Хрен редьки не слаще.
И, хотя последнюю давно уже никто не выращивал, бывший генерал-кардинал, а ныне жалкий патер-лейтенант Лютополк примерно представлял её вкус. Что-то горькое и злое, как вид отсюда, с одной из крыш безумного храма Святой Седмицы на окрестности базы.
Коробки казарм, лишайники трущобных домишек внизу, на скорую руку восстановленный кусок ограды – вон видные обгорелые брёвна и плевок новой, блестящей на солнце колючей проволоки поверх. Торчит флаг над больше не его резиденцией, полощет ветерок синий стяг с серебряной седмицей по центру.

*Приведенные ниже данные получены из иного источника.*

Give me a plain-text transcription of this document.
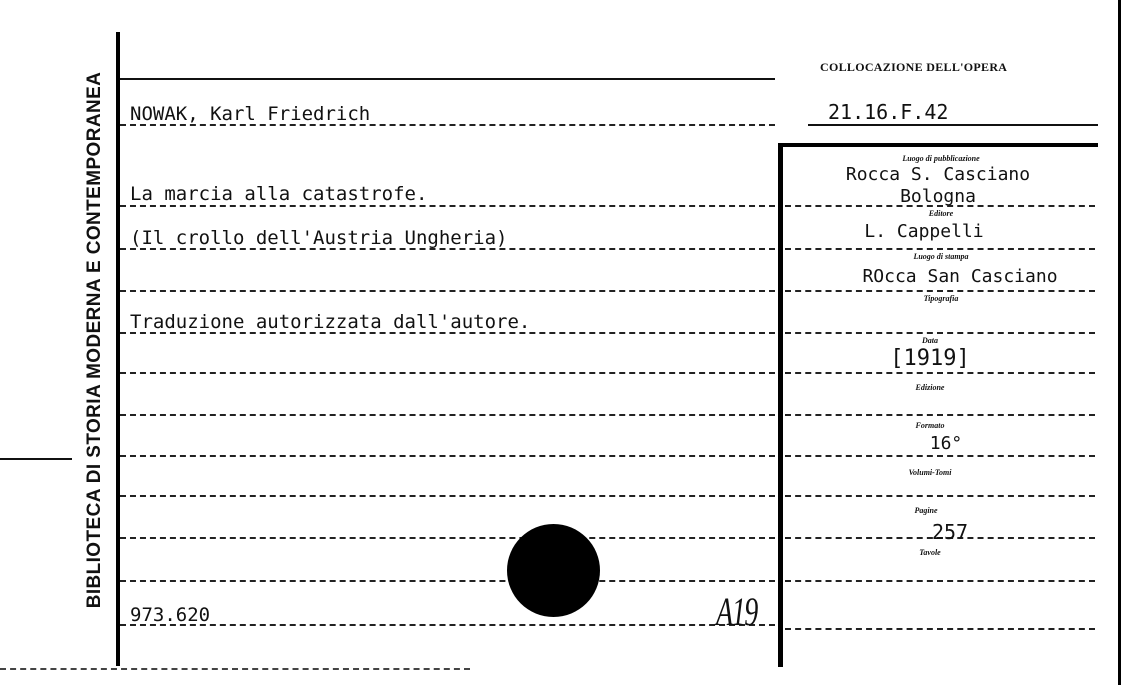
BIBLIOTECA DI STORIA MODERNA E CONTEMPORANEA
COLLOCAZIONE DELL'OPERA
21.16.F.42
NOWAK, Karl Friedrich
La marcia alla catastrofe.
(Il crollo dell'Austria Ungheria)
Traduzione autorizzata dall'autore.
973.620	A19
Luogo di pubblicazione
Rocca S. Casciano
Bologna
Editore
L. Cappelli
Luogo di stampa
ROcca San Casciano
Tipografia
Data
[1919]
Edizione
Formato
16°
Volumi-Tomi
Pagine
257
Tavole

Адски хочется выпить, на это глядя…
Но это там, вдали, а вокруг – безумные наплывы и наросты, шипы и ямы изломанной крыши самого храма Седмицы. Глядя на эдакое, даже Лютополк с тоской вспомнил повсеместно закрытые после войны православные церкви. Духи знают, как оно там с Богом, есть он, нет, но золочёные маковки явно приятнее на вид, да и внутри имелись шансы жить не во грехе, а наоборот. Красиво там было.
Ограды у крыши не было. Скат под небольшим углом обрывался пустотой, можно было подойти ближе, сделать шаг, ещё один, и…
Там метров пятнадцать, уж ему всяко хватит.
Лютополк с ужасом одёрнул синюю рясу, застиранную, со следами штопки на рукаве: всё прежнее имущество было казённым, оно и отошло новому члену Конклава, будь оно неладно, его превосходительству Дамиану. А он, один из вернейших слуг Папы, его опора в сложные времена, оказался здесь и нищим. Произносить вымученную проповедь, в которой не мог изменить ни слова, скрипеть зубами, пить горькую со служками и мучительно ждать – то ли цирроза, то ли неведомых изменений к лучшему.
На самом деле ждать было решительно нечего.
Из патер-лейтенантов он не выберется никогда.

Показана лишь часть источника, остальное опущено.